Link rot, mitigating

2020-05-27 — 2020-05-27

Suspiciously similar content

Link rot is the gradual decay of links from your site.

Here are some tricks I use to detect and manage that.

1 Link checking

1.1 hyperlink

hyperlink detects invalid and inefficient links on your site. Works with local files or websites, on the command line and as a node library. Also has a netlify plugin, although a remote server seems to be an inconvenient place to do the checking to me.

npm install -g hyperlink

Running hyperlink path/to/index.html --canonicalroot https://deployed.website.com/ -r --internal path/to/index.html will recursively explore the internal links of your website to ensure internal integrity. It is recommended to make this a part of your build pipeline and block on errors, since any error is very likely to be actually user-facing if our page is deployed.

For this blog, a list of all broken links (excluding my problematical relative-links-in-RSS-feeds) would be

hyperlink public/index.html \
  --canonicalroot https://danmackinlay.name/ -r \
  --internal --skip index.xml public/index.html |\
  grep -v -e "^ok " > linkcheck.tap

Running hyperlink path/to/index.html --canonicalroot https://deployed.website.com/ -r path/to/index.html will recursively explore all links of your website, internal and external, to ensure that you aren’t linking to external resources that have been removed or are otherwise failing. It is not recommended to block your build pipeline on a failure of external links, since they are out of your control. Run in this mode in a non-blocking way and fix the errors in the report at your leisure.

“Leisure”? Haha oh you.

I can check external links with hyperlink too but it is excessively enthusiastic and comes up with lots of errors I do not care about — do I really care about CSS typos in the sites I link to? — plus it triggers DOS throttling for lots of sites, leading to more errors such as HTTP 429 Too Many Requests, ETIMEDOUT and socket hang up. Also, some sites are bad internet citizens and instead of giving you an honest 404 error, they send you to weird spam pages or spurious search pages (I’m looking at you, viagra merchants and Google Tensorflow documentation team.) The chaos can be ameliorated by skipping over certain skittish or messy domains, and reducing concurrency:

hyperlink public/index.html   \
  --canonicalroot https://danmackinlay.name/ -r \
  --skip index.xml \
  --skip https://github.com \
  --skip https://cloud.google.com/ \
  --skip http://madoko.org/ \
  --skip https://www.azimuthproject.org/ \
  --skip https://ubuntuforums.org/ \
  --skip https://www.tensorflow.org/ \
  --skip https://matrix.org/ \
  --skip https://summerofcode.withgoogle.com/ \
  -c 8 \
  public/index.html |  grep -v -e "^ok " | tee linkcheck_external.tap

It is still neurotically detailed, though. For this blog, for example, it claims that it needs to run 28352 tests as of 2020-05-20. Easy there, buddy. I am but one blogger. There are not that many links I feel responsible for.

1.2 linkchecker

A classic (which is to say, creaky and old) alternative link checker is linkchecker/.

1.3 linkcheck

Fashionable newish linkcheck seems good. Needs a localhost dev server rather than operating on files on disk (which is fine, IMO, since it is simpler and I need such a server anyway).
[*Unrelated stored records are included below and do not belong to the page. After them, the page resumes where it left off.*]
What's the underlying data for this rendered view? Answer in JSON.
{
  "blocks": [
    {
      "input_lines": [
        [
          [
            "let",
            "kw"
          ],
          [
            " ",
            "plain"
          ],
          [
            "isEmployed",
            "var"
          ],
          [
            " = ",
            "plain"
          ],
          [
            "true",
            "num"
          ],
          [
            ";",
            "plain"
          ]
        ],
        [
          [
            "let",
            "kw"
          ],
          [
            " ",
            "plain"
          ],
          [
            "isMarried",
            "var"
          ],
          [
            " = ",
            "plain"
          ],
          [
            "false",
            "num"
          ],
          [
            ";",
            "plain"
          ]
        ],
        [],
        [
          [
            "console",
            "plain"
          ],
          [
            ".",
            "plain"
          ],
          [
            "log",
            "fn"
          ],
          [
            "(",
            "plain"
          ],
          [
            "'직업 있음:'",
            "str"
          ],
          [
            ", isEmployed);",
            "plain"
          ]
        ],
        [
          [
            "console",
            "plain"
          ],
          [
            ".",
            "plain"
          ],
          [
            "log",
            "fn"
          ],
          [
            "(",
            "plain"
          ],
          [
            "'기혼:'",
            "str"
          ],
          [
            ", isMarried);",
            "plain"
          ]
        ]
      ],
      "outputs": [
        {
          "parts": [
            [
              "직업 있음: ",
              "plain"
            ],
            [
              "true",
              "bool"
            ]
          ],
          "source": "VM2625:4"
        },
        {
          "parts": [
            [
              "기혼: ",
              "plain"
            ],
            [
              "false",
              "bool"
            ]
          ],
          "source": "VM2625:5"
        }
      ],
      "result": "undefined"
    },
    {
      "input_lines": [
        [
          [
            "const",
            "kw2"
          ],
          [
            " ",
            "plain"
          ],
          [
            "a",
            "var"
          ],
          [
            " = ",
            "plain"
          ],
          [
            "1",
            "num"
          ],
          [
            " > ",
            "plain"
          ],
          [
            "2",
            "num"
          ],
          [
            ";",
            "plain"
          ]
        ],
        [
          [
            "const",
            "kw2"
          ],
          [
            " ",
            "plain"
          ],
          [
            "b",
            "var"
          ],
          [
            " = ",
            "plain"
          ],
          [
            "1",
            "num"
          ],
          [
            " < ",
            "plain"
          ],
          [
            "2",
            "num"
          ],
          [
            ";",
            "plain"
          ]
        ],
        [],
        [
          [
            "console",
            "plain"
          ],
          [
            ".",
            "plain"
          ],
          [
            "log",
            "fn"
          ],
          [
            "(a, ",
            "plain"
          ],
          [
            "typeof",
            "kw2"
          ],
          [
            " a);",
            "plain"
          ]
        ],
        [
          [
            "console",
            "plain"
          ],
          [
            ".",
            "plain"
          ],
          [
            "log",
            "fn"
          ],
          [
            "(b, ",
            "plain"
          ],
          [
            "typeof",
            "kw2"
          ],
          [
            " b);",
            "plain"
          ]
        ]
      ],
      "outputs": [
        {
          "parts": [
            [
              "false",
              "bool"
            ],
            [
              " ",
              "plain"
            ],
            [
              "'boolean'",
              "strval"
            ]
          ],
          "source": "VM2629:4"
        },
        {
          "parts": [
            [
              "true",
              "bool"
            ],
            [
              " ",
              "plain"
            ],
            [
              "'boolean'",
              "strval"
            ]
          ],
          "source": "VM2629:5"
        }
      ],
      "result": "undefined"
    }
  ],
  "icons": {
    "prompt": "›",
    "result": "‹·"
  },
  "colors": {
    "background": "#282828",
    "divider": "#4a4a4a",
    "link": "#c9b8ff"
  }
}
Here is how to invoke linkcheck for a hugo site:

hugo serve
linkcheck :1313 | tee linkcheck_internal.log

Installation in macos is weird; the binary download did not Work For Me™. A source version does.

brew tap dart-lang/dart
brew install dart
dart pub global activate linkcheck
export PATH="$PATH":"$HOME/.pub-cache/bin" #bash
fish_add_path $HOME/.pub-cache/bin #fish

1.4 To audition

broken-link-checker.

2 Link archiving

Archivebox:

ArchiveBox takes a list of website URLs you want to archive, and creates a local, static, browsable HTML clone of the content from those websites (it saves HTML, JS, media files, PDFs, images and more).

You can use it to preserve access to websites you care about by storing them locally offline. ArchiveBox imports lists of URLs, renders the pages in a headless, authenticated, user-scriptable browser, and then archives the content in multiple redundant common formats (HTML, PDF, PNG, WARC) that will last long after the originals disappear off the internet. It automatically extracts assets and media from pages and saves them in easily-accessible folders, with out-of-the-box support for extracting git repositories, audio, video, subtitles, images, PDFs, and more.

Because modern websites are complicated and often rely on dynamic content, ArchiveBox archives the sites in several different formats beyond what public archiving services like Archive.org and Archive.is are capable of saving. Using multiple methods and the market-dominant browser to execute JS ensures we can save even the most complex, finicky websites in at least a few high-quality, long-term data formats.

perma.cc is an archiving service focussing on academic citations? 🤷‍♂

Academic institutions and courts can become registrars of Perma.cc for free, and can provide accounts to their users for free as well.

Organizations (such as law firms, publishers, non-profits and others) or individuals not associated with an academic institution or court are both able to use Perma via paid subscription:

Organizations can administer unlimited Perma accounts for their users for a monthly flat group rate. These registrar accounts also include collaboration tools and administrative controls.

Individuals can access Perma via tiered subscriptions that fit their particular needs.

Subscription status does not affect the preservation, access, or visibility of already-made links, just the amount of Perma Links a user can create in a given month.